Pretty Towns, Quiet Problems

Foundation’s core tension is that its greatest innovation, the gridless organic building, is in service of a management game that doesn’t match its ambition. The settlements you create are beautiful and distinctive, and the building process itself is satisfying. But a city builder ultimately needs management depth to sustain engagement, and Foundation’s management layer is too thin to support extended play.

The game is most enjoyable when approached as a creative tool with light management rather than a management game with creative building.

Should You Play Foundation?

If you enjoy relaxed building experiences and want settlements that look genuinely organic, Foundation offers something no other city builder does. It’s ideal for players who prioritize aesthetics and atmosphere over challenge and complexity. The monument building adds a nice creative dimension, and the medieval setting is charming.

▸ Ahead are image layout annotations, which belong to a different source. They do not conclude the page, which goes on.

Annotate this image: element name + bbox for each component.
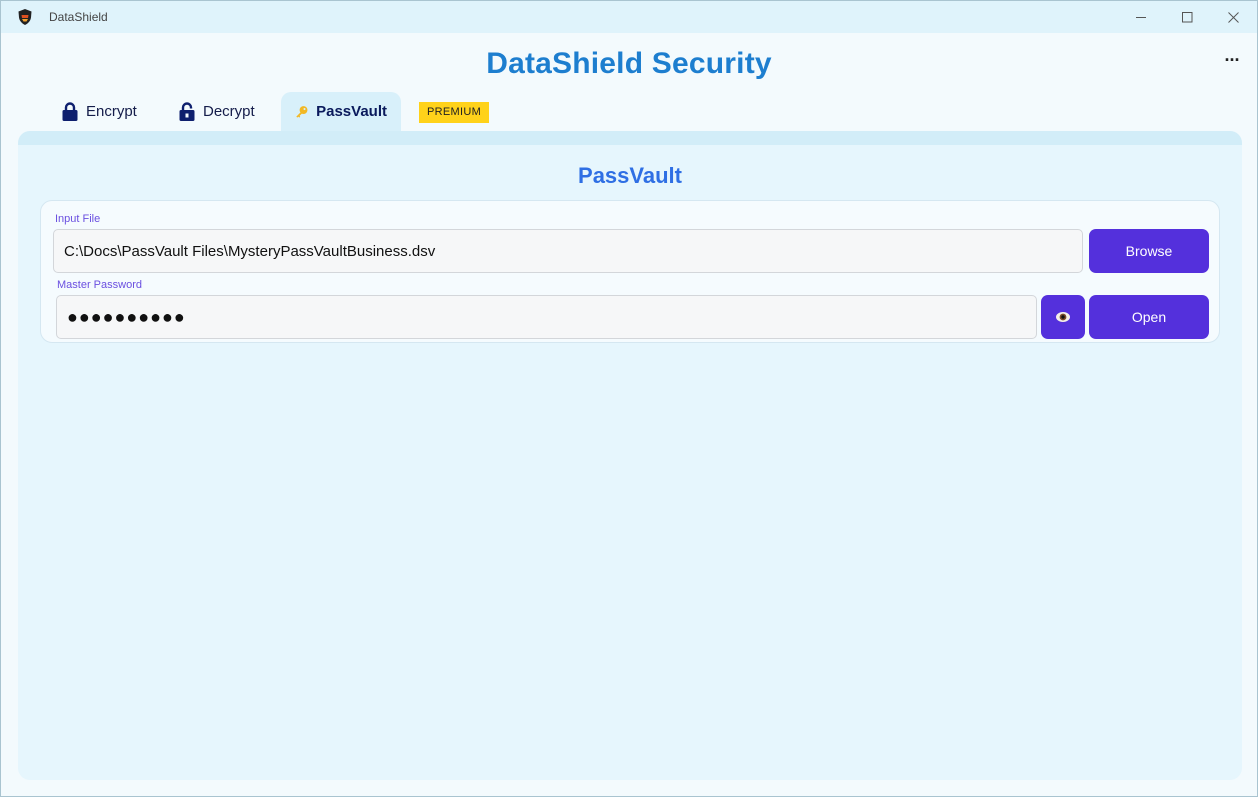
passvault-form-card: Input File C:\Docs\PassVault Files\Myste… bbox=[40, 200, 1220, 343]
maximize-icon bbox=[1181, 11, 1192, 22]
tab-decrypt-label: Decrypt bbox=[203, 103, 255, 120]
tab-passvault-label: PassVault bbox=[316, 103, 387, 120]
input-file-field[interactable]: C:\Docs\PassVault Files\MysteryPassVault… bbox=[53, 229, 1083, 273]
eye-icon bbox=[1056, 312, 1070, 322]
shield-logo-icon bbox=[18, 9, 32, 25]
input-file-label: Input File bbox=[55, 213, 101, 225]
title-bar: DataShield bbox=[1, 1, 1257, 33]
show-password-button[interactable] bbox=[1041, 295, 1085, 339]
app-title: DataShield Security bbox=[486, 47, 772, 80]
app-window: DataShield DataShield Security ... Encry… bbox=[0, 0, 1258, 797]
close-icon bbox=[1227, 11, 1239, 23]
minimize-button[interactable] bbox=[1118, 1, 1164, 33]
tab-passvault[interactable]: PassVault bbox=[281, 92, 401, 131]
open-button[interactable]: Open bbox=[1089, 295, 1209, 339]
key-icon bbox=[296, 105, 308, 118]
maximize-button[interactable] bbox=[1164, 1, 1210, 33]
section-title: PassVault bbox=[578, 163, 682, 188]
more-options-button[interactable]: ... bbox=[1219, 45, 1245, 69]
browse-button[interactable]: Browse bbox=[1089, 229, 1209, 273]
premium-badge: PREMIUM bbox=[419, 102, 490, 123]
window-title: DataShield bbox=[49, 10, 108, 24]
tab-encrypt[interactable]: Encrypt bbox=[48, 92, 151, 131]
panel-header-strip bbox=[18, 131, 1242, 145]
passvault-panel: PassVault Input File C:\Docs\PassVault F… bbox=[18, 131, 1242, 780]
master-password-field[interactable]: ●●●●●●●●●● bbox=[56, 295, 1037, 339]
master-password-label: Master Password bbox=[57, 279, 142, 291]
tab-encrypt-label: Encrypt bbox=[86, 103, 137, 120]
tab-decrypt[interactable]: Decrypt bbox=[165, 92, 269, 131]
unlock-icon bbox=[179, 102, 195, 121]
minimize-icon bbox=[1135, 16, 1146, 18]
close-button[interactable] bbox=[1210, 1, 1256, 33]
lock-icon bbox=[62, 102, 78, 121]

Skip it if you need strategic depth and meaningful challenges to stay engaged. If management pressure and complex economies are what you play city builders for, Foundation’s thin systems will leave you wanting more.

The Verdict on Foundation

Foundation’s gridless building system creates the most natural-looking settlements in the city-builder genre, and that innovation alone makes it worth attention. The visual presentation is excellent, the organic growth feels distinctive, and the monument building provides satisfying creative projects. But the management systems lack the depth needed to sustain long-term engagement, and the game struggles to generate tension or challenge beyond its opening hours. It’s a relaxing, beautiful experience that succeeds as a creative tool and falls short as a management sim.